Insulin for Type 2 Diabetes. Intensive Management of Type 2 Diabetes
Intensive diabetes management is a much better choice for a person with Type 2 sugar diabetes that traditional treatment approach with oral diabetes medication. Diabetes is a progressive disease and recent study demonstrated that over time person’s glycemic control worsens no matter what kind of oral diabetes medication is used or what treatment regimen applied. Of the more than five thousand individuals who participated in the United Kingdom Prospective Diabetes Study, only 9 percent were able to maintain an A1C less than 7 percent after 9 years with lifestyle improvement and diabetes diet compared with 12 percent of the metformin and 17 percent of the sulfonylurea individuals. With time insulin resistance becomes more severe and nearly all patients with Type 2 diabetes will eventually require insulin injections to achieve targeted A1C level of less than 7 percent.
Intensive diabetes management is much more beneficial than standard practice. Improving glycemic control will help delay or prevent diabetes-related complications. Intensive management of Type 2 diabetes mellitus means substitute metformin or sulfonylurea regimen for 3 or 4 insulin injections per day. It is true that despite being the drug of choice for most people with sugar diabetes, insulin has a bad reputation with many individuals and even some doctors are reluctant to prescribe insulin regimen for Type 2 diabets management plan. Insulin is often viewed as the drug of last resort. But in reality insulin is what the body really needs! Whole point of successful diabetes management is to mimic natural insulin supply as close as possible.
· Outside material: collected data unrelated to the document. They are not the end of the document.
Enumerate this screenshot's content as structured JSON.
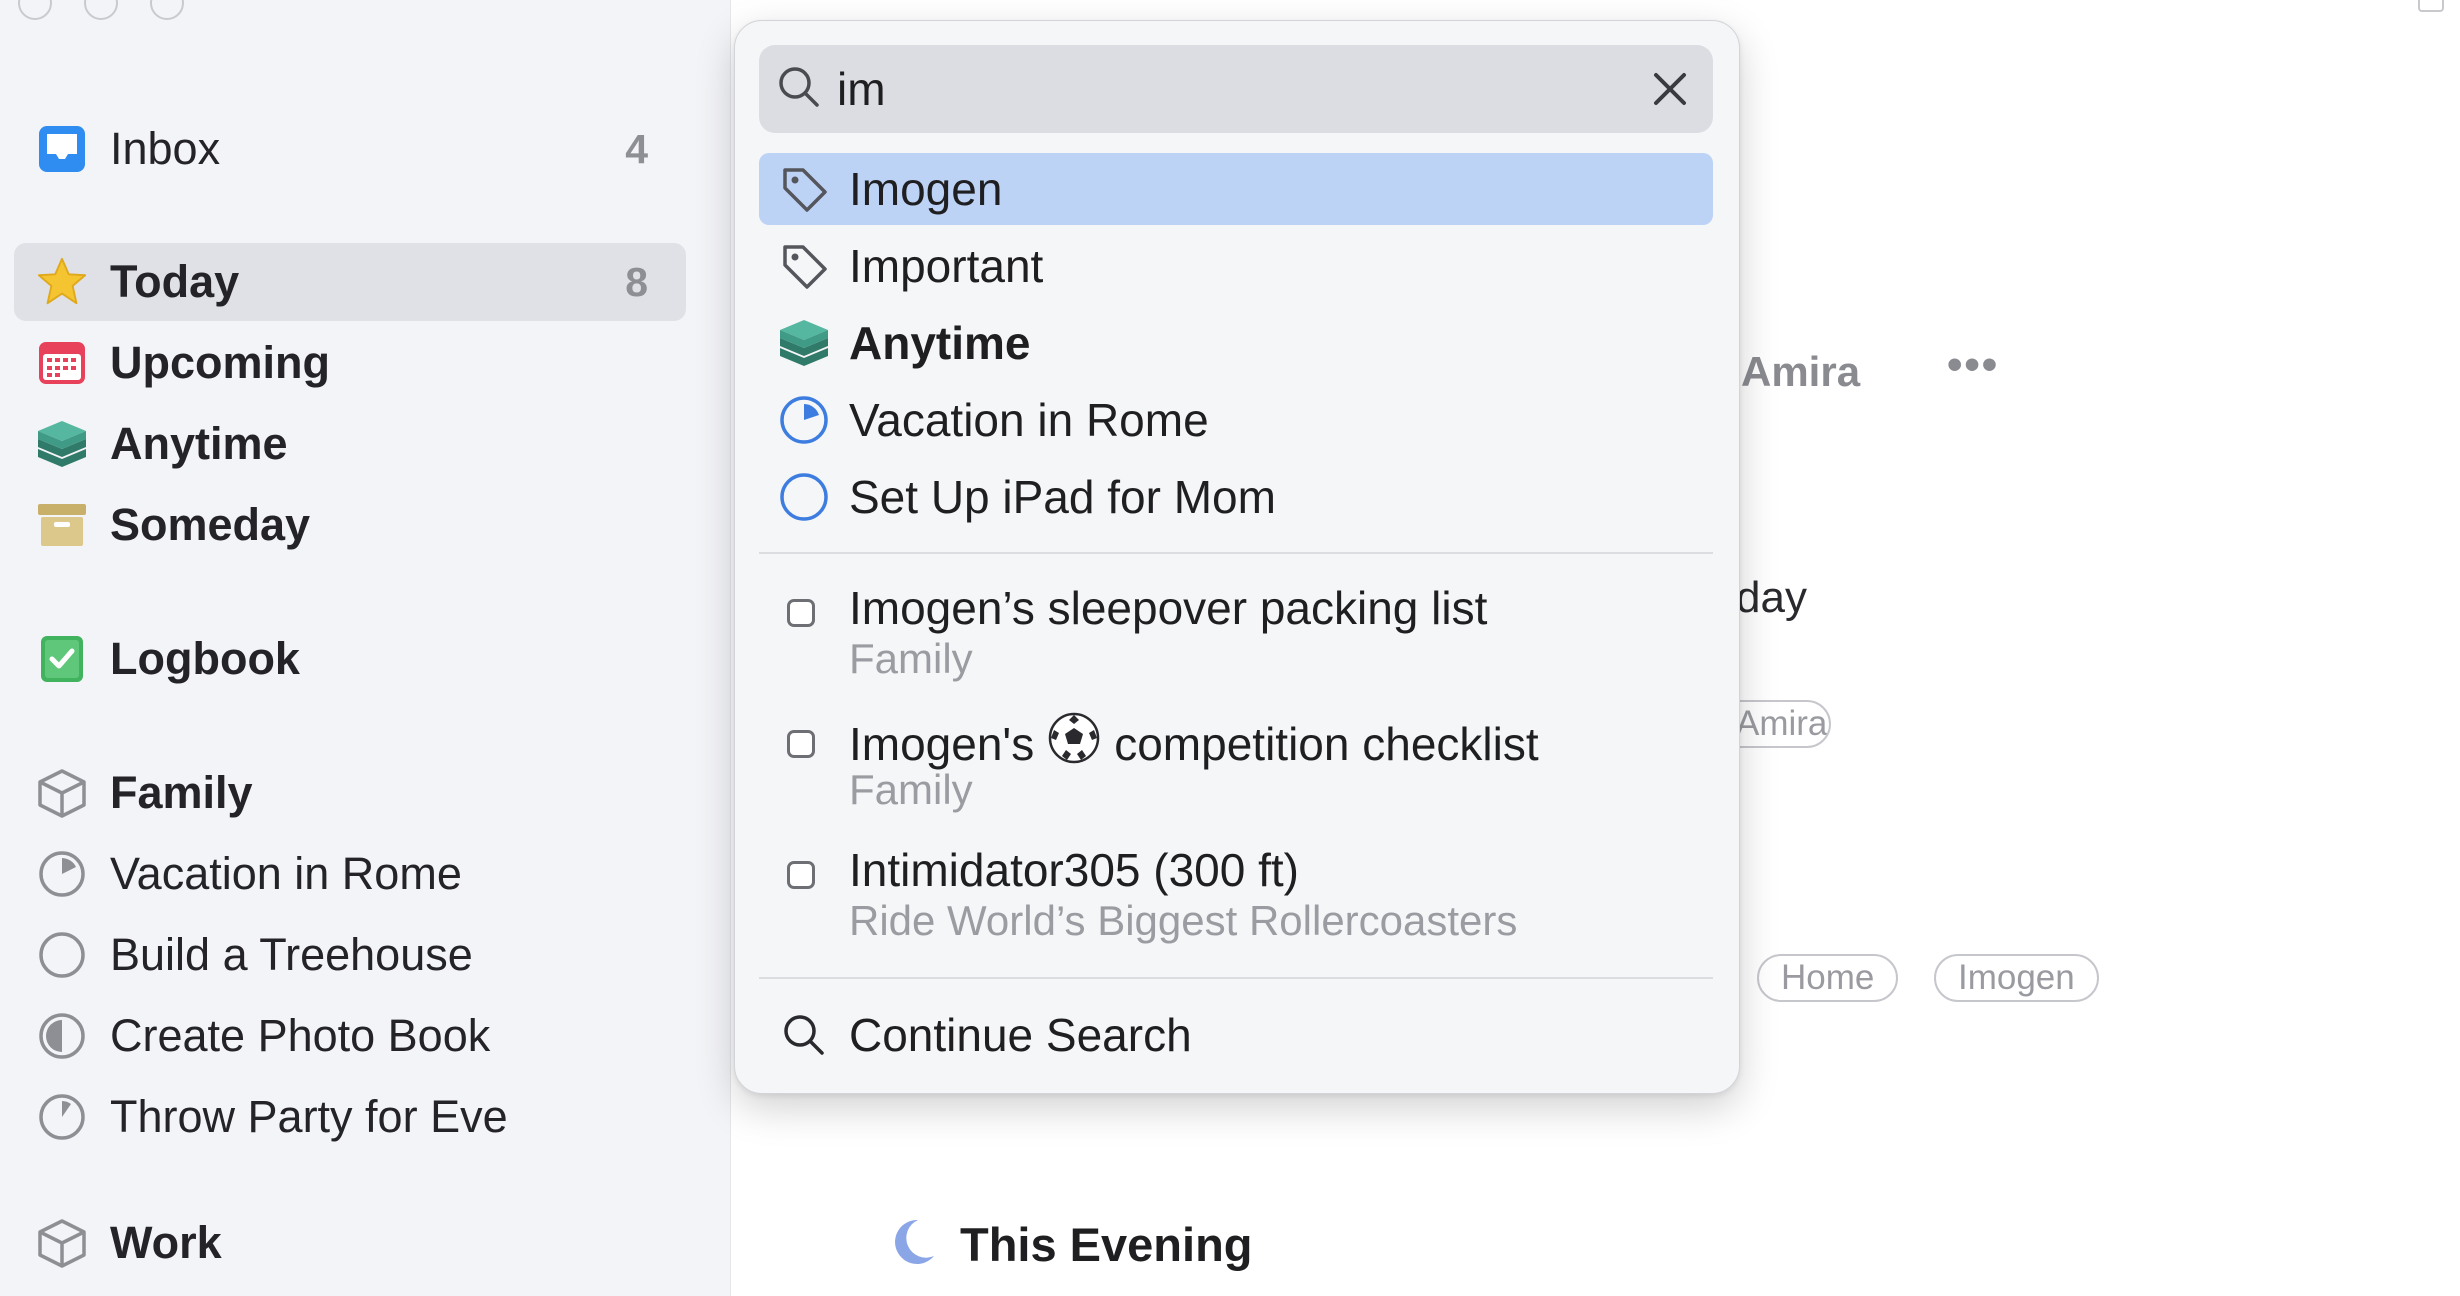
{
  "sidebar": {
    "inbox": {
      "label": "Inbox",
      "count": "4"
    },
    "today": {
      "label": "Today",
      "count": "8"
    },
    "upcoming": {
      "label": "Upcoming"
    },
    "anytime": {
      "label": "Anytime"
    },
    "someday": {
      "label": "Someday"
    },
    "logbook": {
      "label": "Logbook"
    },
    "areas": [
      {
        "label": "Family",
        "projects": [
          {
            "label": "Vacation in Rome"
          },
          {
            "label": "Build a Treehouse"
          },
          {
            "label": "Create Photo Book"
          },
          {
            "label": "Throw Party for Eve"
          }
        ]
      },
      {
        "label": "Work"
      }
    ]
  },
  "main": {
    "person_name": "Amira",
    "partial_heading": "day",
    "partial_tag": "Amira",
    "tags": [
      "Home",
      "Imogen"
    ],
    "evening_label": "This Evening"
  },
  "search": {
    "query": "im",
    "quick_results": [
      {
        "label": "Imogen",
        "kind": "tag"
      },
      {
        "label": "Important",
        "kind": "tag"
      },
      {
        "label": "Anytime",
        "kind": "list"
      },
      {
        "label": "Vacation in Rome",
        "kind": "project"
      },
      {
        "label": "Set Up iPad for Mom",
        "kind": "project"
      }
    ],
    "todos": [
      {
        "title": "Imogen’s sleepover packing list",
        "subtitle": "Family"
      },
      {
        "title_before": "Imogen's",
        "title_after": "competition checklist",
        "subtitle": "Family"
      },
      {
        "title": "Intimidator305 (300 ft)",
        "subtitle": "Ride World’s Biggest Rollercoasters"
      }
    ],
    "continue_label": "Continue Search"
  },
  "colors": {
    "highlight": "#bdd3f6",
    "inbox_blue": "#2f8cf0",
    "today_yellow": "#f5c531",
    "upcoming_red": "#e8415b",
    "anytime_teal": "#3f9a86",
    "someday_tan": "#d2bd7b",
    "logbook_green": "#41b35f",
    "project_blue": "#3e7de0"
  }
}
Oral diabetes medications lower A1C levels by only 1 to 2 percent. If the person with Type 2 sugar diabetes have A1C higher than 9 percent, there is very little chance that metformin, or sulfonylurea, or even combination of oral diabetes agents will move the A1C into the target range of less than 7 percent. If the person with Type 2 diabetes have A1C levele more than 9 percent, it is strongly advised to switch to intensive diabetes management using insulin injections. People with Type 2 diabetes may be able to achieve the targeted A1C with one or two injections of premixed analogue insulin daily. You may also consider use of insulin pump therapy. In the Diabetes Control and Complication Trial, insulin pump users had the lowest overall A1C levels. Pumping insulin allows for greater lifestyle flexibility than multiple daily insulin injections. Other good option is to combine insulin regimen with metformin oral agent regimen. Metformin may minimize the weight gain associated with exogenous insulin therapy.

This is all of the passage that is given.